A rope and harness are essential pieces of equipment for any climber on a belay team. They offer assurance and security while crossing glaciers or when scaling a sheer face. Comparisons are often drawn between climbing and the journey we all embark on in life. Both offer peaks, valleys, treacherous crevasses and points at which the hand holds just seem to run out. A year ago we asked ourselves if this life journey we are on is at its fullest when navigated “on-belay.” Honestly, it’s an answer we don’t have, but a question we are dying to ask.
Over the past two years we’ve had the ability to see one side of the equation. We enjoyed established corporate careers where we were comfortable, insured and safe. It’s now time to give the debate a fair shake and dive head first into the flipside of the conversation. Through the next 10 months on the road we are taking this rope team off-belay to embrace a life of adventure and meaningful relationships along the way.
To achieve an undertaking such as this we enlisted many key partners throughout the planning process. Hailing from Seattle we like to keep things local, which led us to reach out to hometown companies to lend us their strengths. At the top of the list fell Mountain Safety Research for outdoor equipment ranging from stoves to tents; Nuun for hydration tablets; TorFab for Land Cruiser support; and KAVU for outdoor lifestyle apparel.
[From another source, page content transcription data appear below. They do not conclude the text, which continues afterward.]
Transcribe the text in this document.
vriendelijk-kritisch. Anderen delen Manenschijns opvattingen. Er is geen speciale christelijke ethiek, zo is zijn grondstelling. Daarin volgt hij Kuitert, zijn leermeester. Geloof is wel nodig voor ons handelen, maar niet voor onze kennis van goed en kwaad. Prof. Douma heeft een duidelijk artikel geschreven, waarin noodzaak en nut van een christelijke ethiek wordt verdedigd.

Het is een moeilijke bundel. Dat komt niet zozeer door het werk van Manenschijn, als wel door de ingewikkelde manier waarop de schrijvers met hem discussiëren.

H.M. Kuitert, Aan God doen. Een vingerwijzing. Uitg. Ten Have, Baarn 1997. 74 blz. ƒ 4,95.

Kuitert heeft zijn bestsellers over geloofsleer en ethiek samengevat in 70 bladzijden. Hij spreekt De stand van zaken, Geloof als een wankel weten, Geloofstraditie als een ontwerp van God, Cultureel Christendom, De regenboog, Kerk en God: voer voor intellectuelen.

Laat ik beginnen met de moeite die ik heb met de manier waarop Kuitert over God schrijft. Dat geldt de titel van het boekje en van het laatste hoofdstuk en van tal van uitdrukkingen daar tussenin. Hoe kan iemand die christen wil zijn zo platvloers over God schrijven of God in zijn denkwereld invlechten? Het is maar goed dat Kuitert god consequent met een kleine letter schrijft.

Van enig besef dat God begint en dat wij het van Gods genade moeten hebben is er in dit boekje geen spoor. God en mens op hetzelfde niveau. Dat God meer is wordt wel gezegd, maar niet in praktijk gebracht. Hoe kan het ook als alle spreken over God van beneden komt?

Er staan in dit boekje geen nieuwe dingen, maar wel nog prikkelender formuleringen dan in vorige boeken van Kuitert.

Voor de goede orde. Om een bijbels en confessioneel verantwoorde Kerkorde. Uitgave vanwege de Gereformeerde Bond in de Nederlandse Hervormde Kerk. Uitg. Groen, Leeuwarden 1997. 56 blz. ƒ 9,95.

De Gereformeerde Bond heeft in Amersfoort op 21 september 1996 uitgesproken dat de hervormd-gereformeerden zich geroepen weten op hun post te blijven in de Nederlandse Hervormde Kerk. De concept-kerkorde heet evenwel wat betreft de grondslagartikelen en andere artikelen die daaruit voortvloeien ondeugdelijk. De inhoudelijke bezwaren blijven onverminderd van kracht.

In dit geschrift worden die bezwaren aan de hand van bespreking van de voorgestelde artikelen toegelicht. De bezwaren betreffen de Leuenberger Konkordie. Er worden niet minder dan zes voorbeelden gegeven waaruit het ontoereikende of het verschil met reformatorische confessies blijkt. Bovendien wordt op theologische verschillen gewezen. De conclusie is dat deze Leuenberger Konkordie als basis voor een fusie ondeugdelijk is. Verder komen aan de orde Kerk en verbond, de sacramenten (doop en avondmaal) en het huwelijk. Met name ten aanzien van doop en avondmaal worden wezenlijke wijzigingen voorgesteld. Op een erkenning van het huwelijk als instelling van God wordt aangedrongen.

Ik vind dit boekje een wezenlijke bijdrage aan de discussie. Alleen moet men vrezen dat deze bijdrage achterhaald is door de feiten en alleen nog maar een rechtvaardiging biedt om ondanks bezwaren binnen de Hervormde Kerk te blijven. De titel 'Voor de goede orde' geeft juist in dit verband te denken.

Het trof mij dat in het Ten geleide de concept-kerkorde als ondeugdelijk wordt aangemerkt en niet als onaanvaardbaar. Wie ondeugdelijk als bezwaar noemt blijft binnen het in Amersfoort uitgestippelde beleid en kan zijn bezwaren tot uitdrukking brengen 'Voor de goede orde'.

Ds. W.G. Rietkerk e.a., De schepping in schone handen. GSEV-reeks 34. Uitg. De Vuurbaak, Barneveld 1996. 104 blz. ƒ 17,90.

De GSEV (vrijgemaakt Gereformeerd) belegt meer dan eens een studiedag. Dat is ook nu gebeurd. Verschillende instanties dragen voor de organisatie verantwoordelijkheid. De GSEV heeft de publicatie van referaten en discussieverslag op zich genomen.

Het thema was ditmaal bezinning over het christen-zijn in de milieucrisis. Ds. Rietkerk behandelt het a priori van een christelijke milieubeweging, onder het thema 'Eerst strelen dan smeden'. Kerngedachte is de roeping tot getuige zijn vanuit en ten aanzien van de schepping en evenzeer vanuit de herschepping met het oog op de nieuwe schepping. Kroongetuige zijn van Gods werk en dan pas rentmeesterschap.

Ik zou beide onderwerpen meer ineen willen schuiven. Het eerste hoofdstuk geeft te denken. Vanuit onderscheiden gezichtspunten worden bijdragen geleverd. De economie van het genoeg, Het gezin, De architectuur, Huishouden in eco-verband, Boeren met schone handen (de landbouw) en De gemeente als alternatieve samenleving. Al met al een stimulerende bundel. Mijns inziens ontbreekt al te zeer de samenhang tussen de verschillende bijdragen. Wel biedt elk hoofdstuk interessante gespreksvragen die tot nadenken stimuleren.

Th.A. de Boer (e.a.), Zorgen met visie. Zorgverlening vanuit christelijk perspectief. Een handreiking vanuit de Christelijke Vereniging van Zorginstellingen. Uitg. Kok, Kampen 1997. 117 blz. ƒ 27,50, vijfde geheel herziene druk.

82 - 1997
In essence we’re stepping “off-belay” while maintaining an incredibly strong rope team built from these sponsors and our supportive friends and family.
So at this point it seems we’re unroping proverbially while maintaining an incredibly strong rope team…Wait, that doesn’t make sense… Or does it? Regardless, we’re on our way, and you can ride shotgun with us as we continue to contribute right here at The Summit Register!